Monday, December 11, 2006

Book Club: "The Toyota Way", Chapter 7

Chapter 7 of The Toyota Way explains the first of 14 principles: "Base your management decisions on a long-term philosophy, even at the expense of short-term financial goals."

In this chapter, Dr. Liker breaks down the abstract principle of long-term thinking into smaller and more distinct ideas: a mission greater than earning a paycheck, doing the right thing for the customer, use self-reliance and responsibility to decide your own fate, create a constancy of purpose and place in history. In short, "do the right thing for the company, its employees, the customer, and society as a whole."

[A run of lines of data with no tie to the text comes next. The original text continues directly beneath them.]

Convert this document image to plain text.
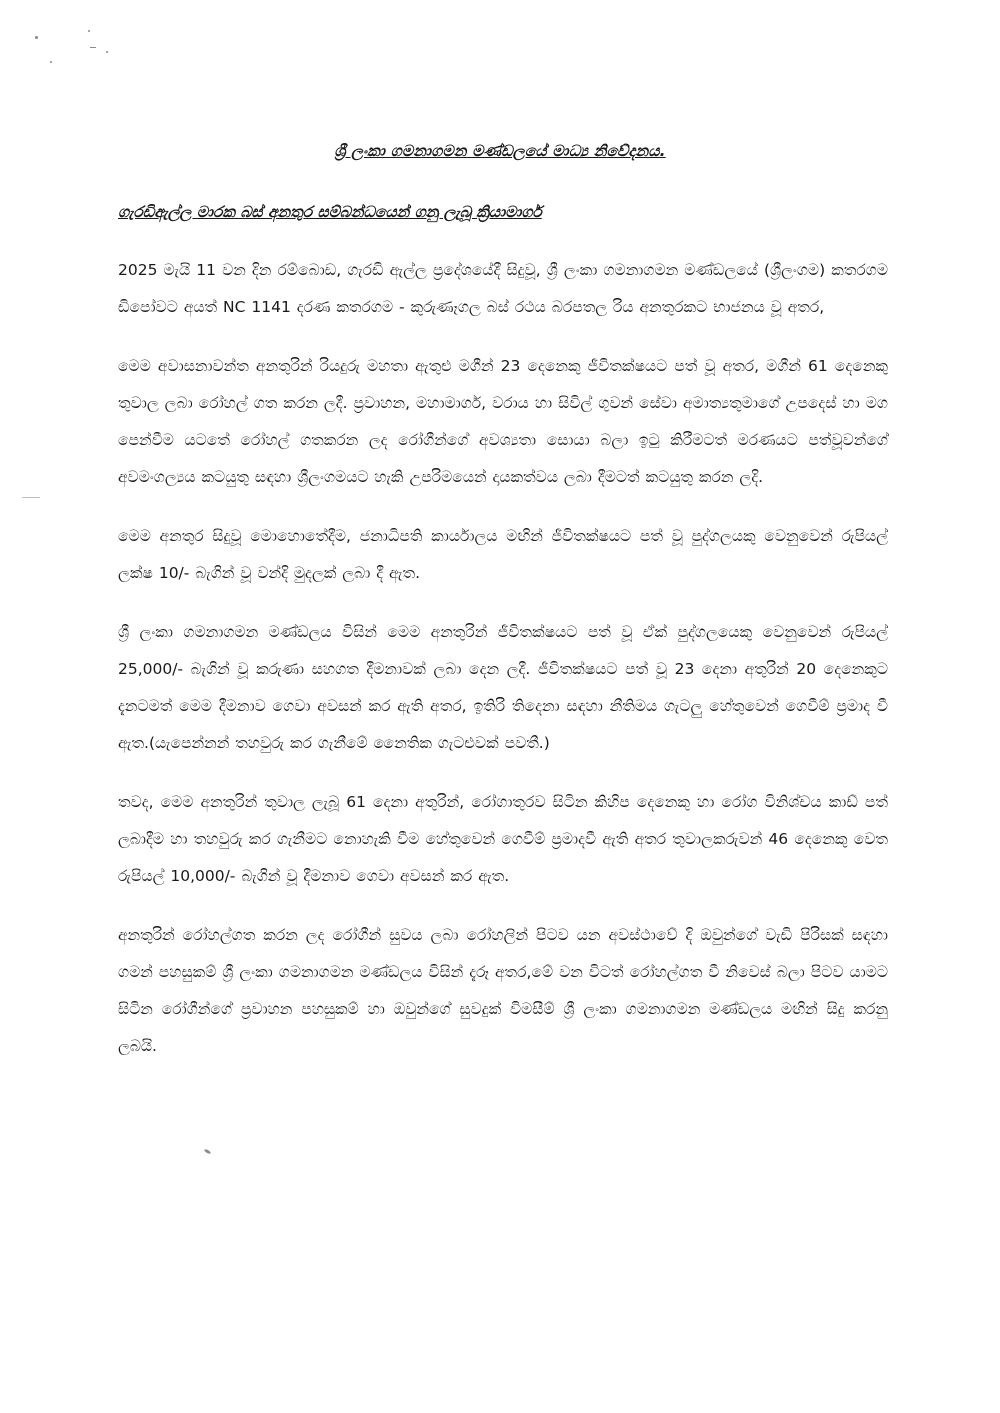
ශ්‍රී ලංකා ගමනාගමන මණ්ඩලයේ මාධ්‍ය නිවේදනය.
ගැරඩිඇල්ල මාරක බස් අනතුර සම්බන්ධයෙන් ගනු ලැබූ ක්‍රියාමාර්ග

2025 මැයි 11 වන දින රම්බොඩ, ගැරඩි ඇල්ල ප්‍රදේශයේදී සිදුවූ, ශ්‍රී ලංකා ගමනාගමන මණ්ඩලයේ (ශ්‍රීලංගම) කතරගම ඩිපෝවට අයත් NC 1141 දරණ කතරගම - කුරුණෑගල බස් රථය බරපතල රිය අනතුරකට භාජනය වූ අතර,

මෙම අවාසනාවන්ත අනතුරින් රියදුරු මහතා ඇතුළු මගීන් 23 දෙනෙකු ජීවිතක්ෂයට පත් වූ අතර, මගීන් 61 දෙනෙකු තුවාල ලබා රෝහල් ගත කරන ලදී. ප්‍රවාහන, මහාමාර්ග, වරාය හා සිවිල් ගුවන් සේවා අමාත්‍යතුමාගේ උපදෙස් හා මග පෙන්වීම යටතේ රෝහල් ගතකරන ලද රෝගීන්ගේ අවශ්‍යතා සොයා බලා ඉටු කිරීමටත් මරණයට පත්වූවන්ගේ අවමංගල්‍යය කටයුතු සඳහා ශ්‍රීලංගමයට හැකි උපරිමයෙන් දායකත්වය ලබා දීමටත් කටයුතු කරන ලදි.

මෙම අනතුර සිදුවූ මොහොතේදීම, ජනාධිපති කාර්යාලය මඟින් ජීවිතක්ෂයට පත් වූ පුද්ගලයකු වෙනුවෙන් රුපියල් ලක්ෂ 10/- බැගින් වූ වන්දි මුදලක් ලබා දී ඇත.

ශ්‍රී ලංකා ගමනාගමන මණ්ඩලය විසින් මෙම අනතුරින් ජීවිතක්ෂයට පත් වූ ඒක් පුද්ගලයෙකු වෙනුවෙන් රුපියල් 25,000/- බැගින් වූ කරුණා සහගත දීමනාවක් ලබා දෙන ලදී. ජීවිතක්ෂයට පත් වූ 23 දෙනා අතුරින් 20 දෙනෙකුට දැනටමත් මෙම දීමනාව ගෙවා අවසන් කර ඇති අතර, ඉතිරි තිදෙනා සඳහා නීතිමය ගැටලු හේතුවෙන් ගෙවීම් ප්‍රමාද වී ඇත.(යැපෙන්නන් තහවුරු කර ගැනීමේ නෛතික ගැටළුවක් පවතී.)

තවද, මෙම අනතුරින් තුවාල ලැබූ 61 දෙනා අතුරින්, රෝගාතුරව සිටින කිහිප දෙනෙකු හා රෝග විනිශ්චය කාඩ් පත් ලබාදීම හා තහවුරු කර ගැනීමට නොහැකි වීම හේතුවෙන් ගෙවීම් ප්‍රමාදවී ඇති අතර තුවාලකරුවන් 46 දෙනෙකු වෙත රුපියල් 10,000/- බැගින් වූ දීමනාව ගෙවා අවසන් කර ඇත.

අනතුරින් රෝහල්ගත කරන ලද රෝගීන් සුවය ලබා රෝහලින් පිටව යන අවස්ථාවේ දි ඔවුන්ගේ වැඩි පිරිසක් සඳහා ගමන් පහසුකම් ශ්‍රී ලංකා ගමනාගමන මණ්ඩලය විසින් දැරූ අතර,මේ වන විටත් රෝහල්ගත වී නිවෙස් බලා පිටව යාමට සිටින රෝගීන්ගේ ප්‍රවාහන පහසුකම් හා ඔවුන්ගේ සුවදුක් විමසීම් ශ්‍රී ලංකා ගමනාගමන මණ්ඩලය මඟින් සිදු කරනු ලබයි.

Two illustrative examples are given that show Toyota's commitment to long-term thinking. The first is the story of when Lexus tires began to wear-out quicker than expected, prompting Toyota to send all Lexus owners a $500 voucher for new tires. Toyota felt that even though the tires were within industry specs, they owed the customer an apology for not exceeding their expectations. They correctly realized that customer impressions have a ripple-effect on a brand, and that spending cash in the short-term was a good long-term investment.

The second example is the NUMMI story. Toyota established a joint-venture with GM at a factory in California known as NUMMI. They put in place their famed Toyota Production System, trained the GM managers on how to run it, and essentially invited the world's biggest automobile manufacturer to become lean. Why would they help their biggest competitor? The author explains that "by helping to raise the level of manufacturing at GM, they were helping society and community, as well as creating high-paying manufacturing jobs for Americans." Is this an extreme example of long-term thinking or what?

The chapter ends with "The Gutting of Chrysler's Culture: A Cautionary Tale." In this section, the author recounts the successful transformation of Chrysler by Lee Iacocca in the 80's, and the subsequent failures of his successors, Daimler, in the 90's. By focusing on short-term cost cutting, Daimler stymied the burgeoning Lean culture that Iacocca had established at Chrysler, leaving them far behind Toyota in the race to the top of the automobile world. Without a long-term philosophy, you can't establish a culture of problem-solving, learning, and improvement.

On a daily basis, homebuilders display an amazing amount of long-term thinking on the job site. Every time we beef up a support beam, double-check an electrical wire, or re-level a grade stake, we are thinking about the customer's long-term interests. Unfortunately, when it comes to business decisions (laying-off employees, buying equipment, offering new services, etc.), we often fall short of the gold standard set by Toyota. Not until an organization commits itself to long-term thinking, even at the expense of short-term financial goals, can it ever hope to become a lean enterprise.